Между семьями Смолиных и Шоров сложились очень теплые, почти родственные отношения. Мильда дружила с дочками Смолиных, Тоней и Анечкой, для Анечки она была примером для подражания, кем-то вроде старшей подруги. Для Екатерины Алексеевны она также была добрым другом. Вечерами Шоры любили зайти к Смолиным, поговорить, пошутить, обсудить какие-то дела и события. Поскольку комнаты у Ивана Васильевича и Екатерины Алексеевны были маленькие, все «посадочные» места, как правило, были заняты (кроме своей семьи часто приходили старшие дочери, зятья и внуки), Мильда с Шором садились на валики дивана и таким образом, на валиках, просиживали иногда целые вечера. При этом никто не был в обиде, наоборот, все были рады общению и с удовольствием заходили к Смолиным «на огонек» при каждом удобном случае.

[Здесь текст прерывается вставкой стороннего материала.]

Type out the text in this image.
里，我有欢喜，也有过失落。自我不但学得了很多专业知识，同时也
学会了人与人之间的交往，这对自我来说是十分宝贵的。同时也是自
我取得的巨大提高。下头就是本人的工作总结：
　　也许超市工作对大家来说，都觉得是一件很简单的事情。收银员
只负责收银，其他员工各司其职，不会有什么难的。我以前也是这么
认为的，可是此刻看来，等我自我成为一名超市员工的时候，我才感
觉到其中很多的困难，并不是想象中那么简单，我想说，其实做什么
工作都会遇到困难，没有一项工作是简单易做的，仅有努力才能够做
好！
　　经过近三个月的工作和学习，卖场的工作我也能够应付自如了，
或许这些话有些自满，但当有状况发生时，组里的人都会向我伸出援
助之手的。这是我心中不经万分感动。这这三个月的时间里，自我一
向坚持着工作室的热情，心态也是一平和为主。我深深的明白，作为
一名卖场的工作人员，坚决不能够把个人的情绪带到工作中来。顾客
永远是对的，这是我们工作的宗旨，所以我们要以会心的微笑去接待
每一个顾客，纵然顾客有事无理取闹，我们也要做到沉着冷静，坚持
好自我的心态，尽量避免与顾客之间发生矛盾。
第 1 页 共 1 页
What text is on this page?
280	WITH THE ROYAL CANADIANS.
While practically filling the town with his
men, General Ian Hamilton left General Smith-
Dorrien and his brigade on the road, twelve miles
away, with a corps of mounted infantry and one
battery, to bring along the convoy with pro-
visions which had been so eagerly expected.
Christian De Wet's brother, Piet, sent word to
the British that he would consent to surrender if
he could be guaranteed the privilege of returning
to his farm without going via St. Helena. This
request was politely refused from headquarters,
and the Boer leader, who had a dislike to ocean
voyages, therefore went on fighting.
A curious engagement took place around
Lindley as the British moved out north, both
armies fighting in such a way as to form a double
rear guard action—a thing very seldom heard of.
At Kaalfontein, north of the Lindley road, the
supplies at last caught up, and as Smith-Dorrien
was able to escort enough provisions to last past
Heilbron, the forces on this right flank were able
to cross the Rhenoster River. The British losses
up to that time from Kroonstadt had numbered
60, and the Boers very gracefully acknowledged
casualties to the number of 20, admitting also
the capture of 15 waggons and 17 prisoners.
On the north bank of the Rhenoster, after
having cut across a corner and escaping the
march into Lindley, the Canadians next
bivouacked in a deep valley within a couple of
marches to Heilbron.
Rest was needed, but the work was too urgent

Шор по каким-то причинам не подлежал призыву в армию. Вместо армии в 1942 году его взяли на службу в милицию, на должность постового милиционера. Его пост находился на площади рядом с Преображенским рынком. Вблизи большого рынка всегда бывает многолюдно. Во время войны, как, впрочем, и в течение многих лет после войны, Преображенский рынок был своеобразным центром для жителей близлежащих районов – Преображенского, Богородского, Черкизова. На рынке торговали не только продуктами, там продавали вещи, одежду, обувь, хозяйственные товары. На территории рынка находились разнообразные мастерские – металлоремонт, ремонт обуви, всевозможные мелочные лавочки. Народу всегда было полно.

Поскольку Шор был практически местным жителем, его многие знали. И когда он стоял на своем посту в милицейской форме, с ним многие здоровались, пытались заговорить, обсудить с ним какие-то новости. Наверное, кое-кто задавался вопросом: почему это он стоит здесь, когда другие воюют? Люди слушали военные сводки, с трепетом ждали весточек от своих родных с фронта, кто-то уже получил «похоронки». Служба в милиции не шла ни в какое сравнение с тяготами и опасностями фронтовой жизни. Шору бы радоваться, что ему так повезло, он в Москве, он со своей семьей, на войну его никто не посылает. Но он не выдержал, он не хотел, чтобы люди думали о нем плохо. Пришел как-то раз к своей Мильде и сказал, что уходит на фронт, записался добровольцем. И ушел. Спустя несколько месяцев Мильда получила извещение о том, что ее любимый смешной Шорка погиб. Она не плакала на людях, переживала свое горе молча. Почти перестала разговаривать с соседями и вся как будто почернела. Так первое перо с черного крыла смерти влетело в квартиру, где жили простые и добрые люди, никому не желавшие зла.

Трагедия Мильды началась, но не кончилась гибелью мужа. После окончания войны, когда было объявлено, что ее родная Латвия окончательно освобождена от немецкой оккупации, Мильда решила ехать с сыном на родину, в Ригу. В Москве у нее не было никого из близких людей, и без мужа, одна с ребенком, молодая женщина, видимо, чувствовала себя одиноко. В Риге жили две ее сестры и множество других родственников. Мильда надеялась, что в Латвии она сможет вновь обрести давно утраченное тепло родной семьи. Но ее надежды не оправдались. Ни сестры, никто другой из родственников не приняли ее, не захотели оказать ей никакой помощи. Ей говорили: «Ты советка, убирайся туда, откуда приехала». Мильда бедствовала страшно, ютилась с сыном по углам, только через десять лет после приезда смогла получить в Риге какую-то комнату в коммунальной квартире. Поначалу, после отъезда из Москвы, она писала Смолиным грустные письма. Потом писать перестала, видимо, решила, что и эту трагедию должна пережить молча, без слез и жалоб.